By James Gritz
We crowded into the small dark room and sat shoulder to shoulder. The ceiling was covered with years of soot so thick that black stalactites had formed. My eyes teared from the fumes of incense and the yak dung smoke leaking from a crude wood stove. In the dark corner, light spilled from the doorway illuminating an ancient face, deeply etched from the harsh Tibetan life at 14,000 feet. There, leaning back in her meditation box was Sherab Zangmo spinning her prayer wheel.

When Sherab Zangmo was a young nun, during a dark retreat (a Dzogchen practice of staying in total darkness for 49 days and nights), she had a vision of Yeshe Sogyal, Padmasambhava’s principle consort.
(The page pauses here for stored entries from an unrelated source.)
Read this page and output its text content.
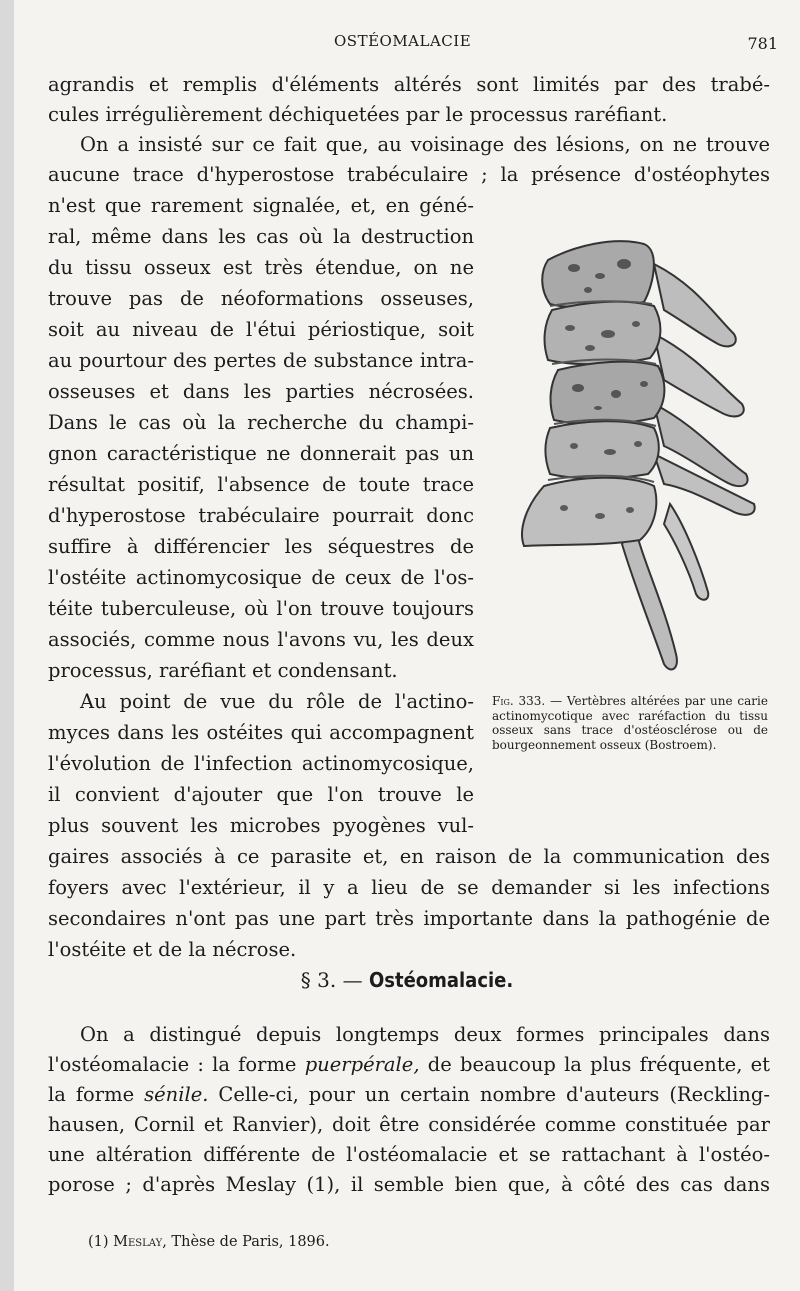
OSTÉOMALACIE	781
agrandis et remplis d'éléments altérés sont limités par des trabé-
cules irrégulièrement déchiquetées par le processus raréfiant.
On a insisté sur ce fait que, au voisinage des lésions, on ne trouve
aucune trace d'hyperostose trabéculaire ; la présence d'ostéophytes
n'est que rarement signalée, et, en géné-
ral, même dans les cas où la destruction
du tissu osseux est très étendue, on ne
trouve pas de néoformations osseuses,
soit au niveau de l'étui périostique, soit
au pourtour des pertes de substance intra-
osseuses et dans les parties nécrosées.
Dans le cas où la recherche du champi-
gnon caractéristique ne donnerait pas un
résultat positif, l'absence de toute trace
d'hyperostose trabéculaire pourrait donc
suffire à différencier les séquestres de
l'ostéite actinomycosique de ceux de l'os-
téite tuberculeuse, où l'on trouve toujours
associés, comme nous l'avons vu, les deux
processus, raréfiant et condensant.
Au point de vue du rôle de l'actino-
myces dans les ostéites qui accompagnent
l'évolution de l'infection actinomycosique,
il convient d'ajouter que l'on trouve le
plus souvent les microbes pyogènes vul-
gaires associés à ce parasite et, en raison de la communication des
foyers avec l'extérieur, il y a lieu de se demander si les infections
secondaires n'ont pas une part très importante dans la pathogénie de
l'ostéite et de la nécrose.
Fig. 333. — Vertèbres altérées par une carie actinomycotique avec raréfaction du tissu osseux sans trace d'ostéosclérose ou de bourgeonnement osseux (Bostroem).
§ 3. — Ostéomalacie.
On a distingué depuis longtemps deux formes principales dans
l'ostéomalacie : la forme puerpérale, de beaucoup la plus fréquente, et
la forme sénile. Celle-ci, pour un certain nombre d'auteurs (Reckling-
hausen, Cornil et Ranvier), doit être considérée comme constituée par
une altération différente de l'ostéomalacie et se rattachant à l'ostéo-
porose ; d'après Meslay (1), il semble bien que, à côté des cas dans
(1) Meslay, Thèse de Paris, 1896.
“Three times she offered me mudras (hand gestures) and then she became Tsang Yang Gyamtso (the student of the first Tsoknyi Rinpoche who started Getchak Nunnery). He came to rest on top of my head and then he dissolved into my body, speech and mind. We became one. I cried and cried. That moment I had a direct experience of the nature of my mind. I have had many experiences, good and bad, but my mind has remained stable, neither good nor bad.”
Enthralled with the concept of seeing the world through enlightened eyes I asked Sherab Zangmo, “Can you describe your perception of the world?”
She replied, “What arises in my mind now is the thought to benefit others. On the other hand, I don’t cling to appearances as real, in the way that others do.”
Wangdrag Rinpoche, the head of Getchak nunnery, asked her, “Do they appear like a dream?”
“Yes, they appear illusory, like a dream,” she said.
When Sherab Zangmo died a few months ago the nuns reported that her heart stayed warm several days after her death. The Tibetans call this tugdam — they say it sometimes occurs after the death of highly realized beings.
When we left Sherab Zangmo her prayer wheel was spinning. She was reciting the Vajrasattva hundred-syllable mantra, emanating prayers of peace and power that came from a lifetime of practice.